Un petit recueil de trois textes érotiques, qui a la particularité d’être écrit par deux sœurs, dont la complicité semble transcendée par l’écriture. Le premier texte est écrit par Pauline, le second par Julie, et le troisième conjointement, l’une faisant écho à l’autre, de façon subtile.
Le premier texte, « la Danseuse », conte l’histoire d’un jeune puceau, François, invité par son oncle aux fins de le déniaiser, dans un bar sulfureux, en Inde. Le garçon a envie d’une rencontre et son oncle l’y pousse, mais il le fait avec maladresse et brutalité. Alors que le jeune homme dépité et las voulait s’enfuir, la lumière s’éteint et une jeune danseuse entame une parade lascive. François est subjugué mais tétanisé. Il ne peut se résoudre à tenter sa chance, devant le public, et devant son oncle, surtout. Il s’échappe, les pensées pleines de rêves érotiques, ruminant son désir en secret. L’auteure de ce texte a très bien décrit les émois et le trouble balbutiants du jeune garçon. L’écriture est belle, classique, faisant usage d’un style adroit. On pourrait déplorer toutefois l’usage du subjonctif du passé dans certains paragraphes et pas dans d’autres. La fin par contre est un peu brève. Le texte dans son ensemble se profile davantage comme le préambule d’une œuvre plus longue, plutôt qu’une nouvelle autonome.
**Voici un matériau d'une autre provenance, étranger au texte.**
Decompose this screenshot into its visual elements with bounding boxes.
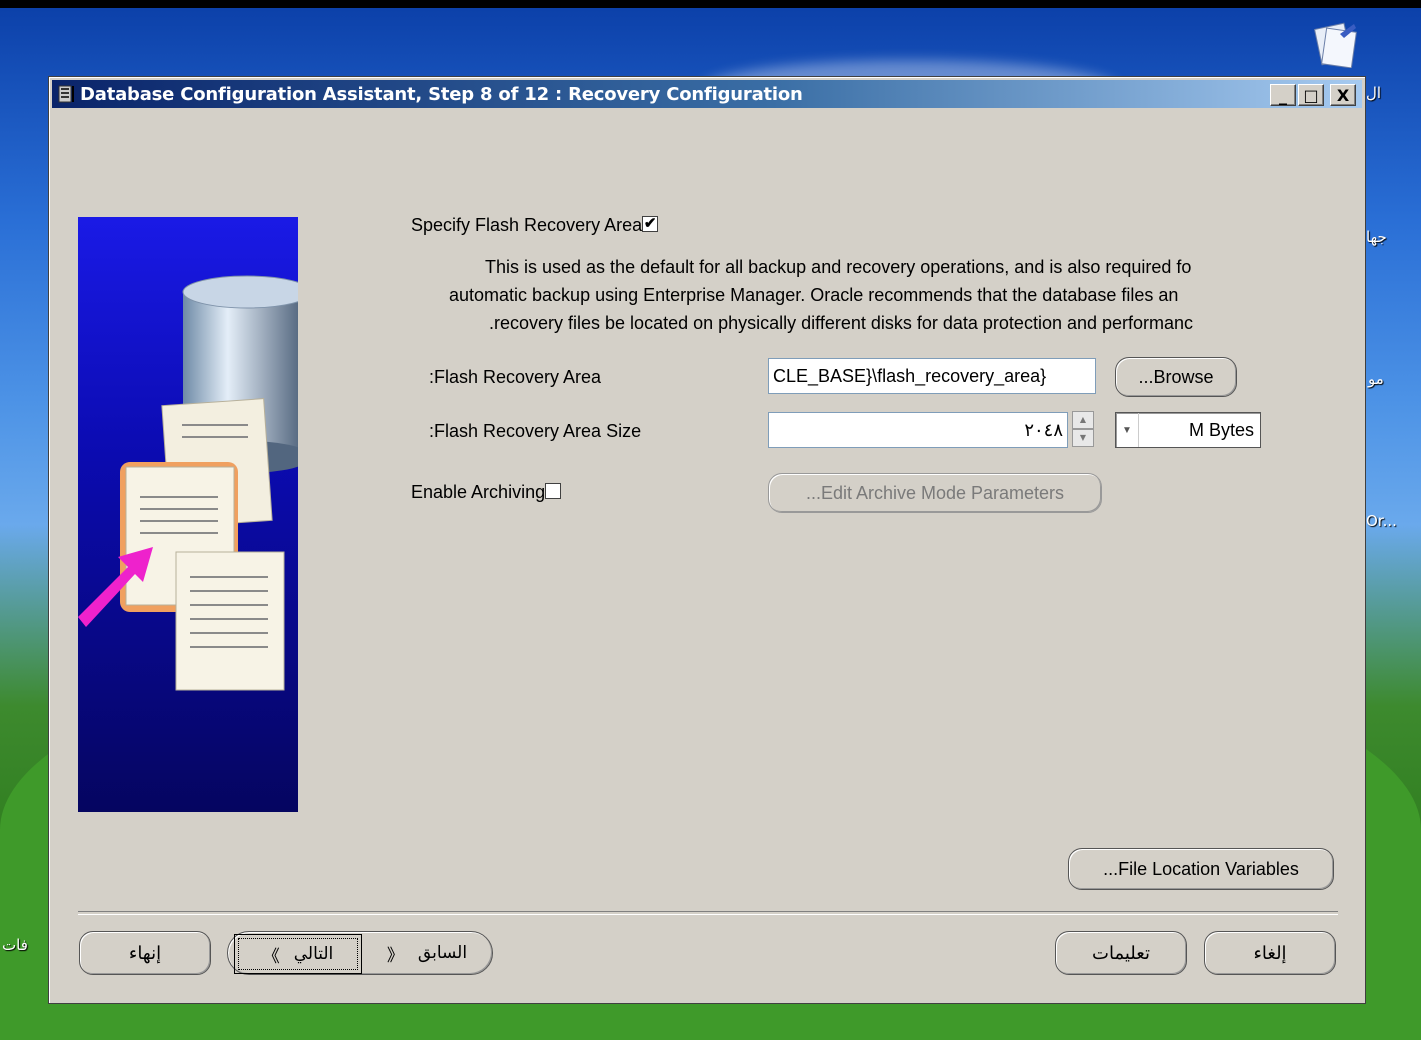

Certes, le lecteur pourra laisser courir son imagination et composer une suite, ce qui est l’avantage de ce genre de fin en points de suspension.
« Les pensées du jeune garçon naïf étaient tellement chaotiques qu’il ne leur cherchait même plus de sens : tout ce qui importait, c’était qu’elle ne s’arrêtât jamais de l’embrasser. Deux fois, trois fois, dix fois, elle le délaissa, lui arracha des gémissements dépités, avant de revenir à l’assaut de sa bouche avec toujours plus de ferveur. »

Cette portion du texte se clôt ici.